Some players "hide", shrinking from pressure. They don't want the ball under defensive pressure or to defend the capable player. Develop your mental and physical approach to embrace the challenge. 

"Movement kills defense." 



Fundamental offense uses spacing, cutting, screening, and passing. Ball fakes and shot fakes distort defenses. Paint touches and ball reversal stress defenses and force closeouts. Dribbling into gaps forces two players to cover one. When the ball sticks, nothing good happens. 


Bill Russell - 2 NCAA titles. One Olympic gold medal. 11 NBA titles in 13 seasons. 14 titles in 15 seasons. The greatest winner of all time...

"Basketball is sharing." - Phil Jackson    Restated, "help your teammates." Great players make everyone around them better. Ask players what they do to make teammates better.
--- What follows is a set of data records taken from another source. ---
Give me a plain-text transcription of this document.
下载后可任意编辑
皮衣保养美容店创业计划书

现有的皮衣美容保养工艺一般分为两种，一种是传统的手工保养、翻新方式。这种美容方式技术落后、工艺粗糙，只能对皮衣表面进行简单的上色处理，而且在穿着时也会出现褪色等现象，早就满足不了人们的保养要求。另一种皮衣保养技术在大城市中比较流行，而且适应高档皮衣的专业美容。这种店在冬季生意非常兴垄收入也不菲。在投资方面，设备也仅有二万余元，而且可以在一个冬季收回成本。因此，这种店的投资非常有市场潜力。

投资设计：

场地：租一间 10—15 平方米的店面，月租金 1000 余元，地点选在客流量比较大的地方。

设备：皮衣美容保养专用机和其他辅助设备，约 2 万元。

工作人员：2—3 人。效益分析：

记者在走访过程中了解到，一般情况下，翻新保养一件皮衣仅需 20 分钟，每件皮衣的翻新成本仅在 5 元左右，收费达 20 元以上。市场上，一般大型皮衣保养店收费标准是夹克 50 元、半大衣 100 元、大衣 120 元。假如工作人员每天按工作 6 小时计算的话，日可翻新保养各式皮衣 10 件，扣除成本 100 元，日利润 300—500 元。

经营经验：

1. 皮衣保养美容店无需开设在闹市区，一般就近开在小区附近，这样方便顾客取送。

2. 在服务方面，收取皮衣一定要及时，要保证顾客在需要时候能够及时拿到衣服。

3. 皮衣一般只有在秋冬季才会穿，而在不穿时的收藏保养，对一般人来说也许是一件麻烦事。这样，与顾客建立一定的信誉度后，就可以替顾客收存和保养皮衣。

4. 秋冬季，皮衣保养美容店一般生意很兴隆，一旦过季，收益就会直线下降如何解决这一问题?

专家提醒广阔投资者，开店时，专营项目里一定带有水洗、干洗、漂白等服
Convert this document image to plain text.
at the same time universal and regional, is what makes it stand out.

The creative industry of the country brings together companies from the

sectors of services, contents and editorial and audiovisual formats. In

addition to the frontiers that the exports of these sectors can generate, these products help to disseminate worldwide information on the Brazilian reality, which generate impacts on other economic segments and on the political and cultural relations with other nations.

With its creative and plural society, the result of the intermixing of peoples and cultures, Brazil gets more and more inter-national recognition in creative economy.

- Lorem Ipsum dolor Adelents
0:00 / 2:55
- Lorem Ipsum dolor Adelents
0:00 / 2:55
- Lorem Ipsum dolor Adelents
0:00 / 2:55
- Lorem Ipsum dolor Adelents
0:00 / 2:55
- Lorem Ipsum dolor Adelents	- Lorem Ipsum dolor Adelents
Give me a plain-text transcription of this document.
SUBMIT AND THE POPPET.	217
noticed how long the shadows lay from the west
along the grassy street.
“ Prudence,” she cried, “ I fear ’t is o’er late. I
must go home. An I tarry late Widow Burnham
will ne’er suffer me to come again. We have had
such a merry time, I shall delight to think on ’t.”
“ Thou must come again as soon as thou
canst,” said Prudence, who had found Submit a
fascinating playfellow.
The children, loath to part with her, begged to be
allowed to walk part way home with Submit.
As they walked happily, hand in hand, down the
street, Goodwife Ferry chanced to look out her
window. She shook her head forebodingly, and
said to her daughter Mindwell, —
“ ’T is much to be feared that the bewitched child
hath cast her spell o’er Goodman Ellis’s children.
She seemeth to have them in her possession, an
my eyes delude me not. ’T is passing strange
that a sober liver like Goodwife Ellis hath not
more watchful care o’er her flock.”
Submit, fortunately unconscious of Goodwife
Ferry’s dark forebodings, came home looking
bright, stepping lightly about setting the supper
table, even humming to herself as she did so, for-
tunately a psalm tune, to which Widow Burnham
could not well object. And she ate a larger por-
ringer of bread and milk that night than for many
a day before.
Do they relocate to open spaces? Do they screen unselfishly and roll selfishly? Do they block out? Do they find open cutters? Do they take quality shots? Basketball is a game of separation. Better players find and prevent separation. 

"The more aggressive team usually wins." Play to win; don't play 'not to lose'. This data is hard to aggregate. Football Outsiders studied long-term trends in aggressive decision-making. Over a twelve-year period, they found Bill Belichick and Bill Parcells among the most aggressive decision makers. But you can find less aggressive decision-makers with success on the list, too (e.g. Joe Gibbs).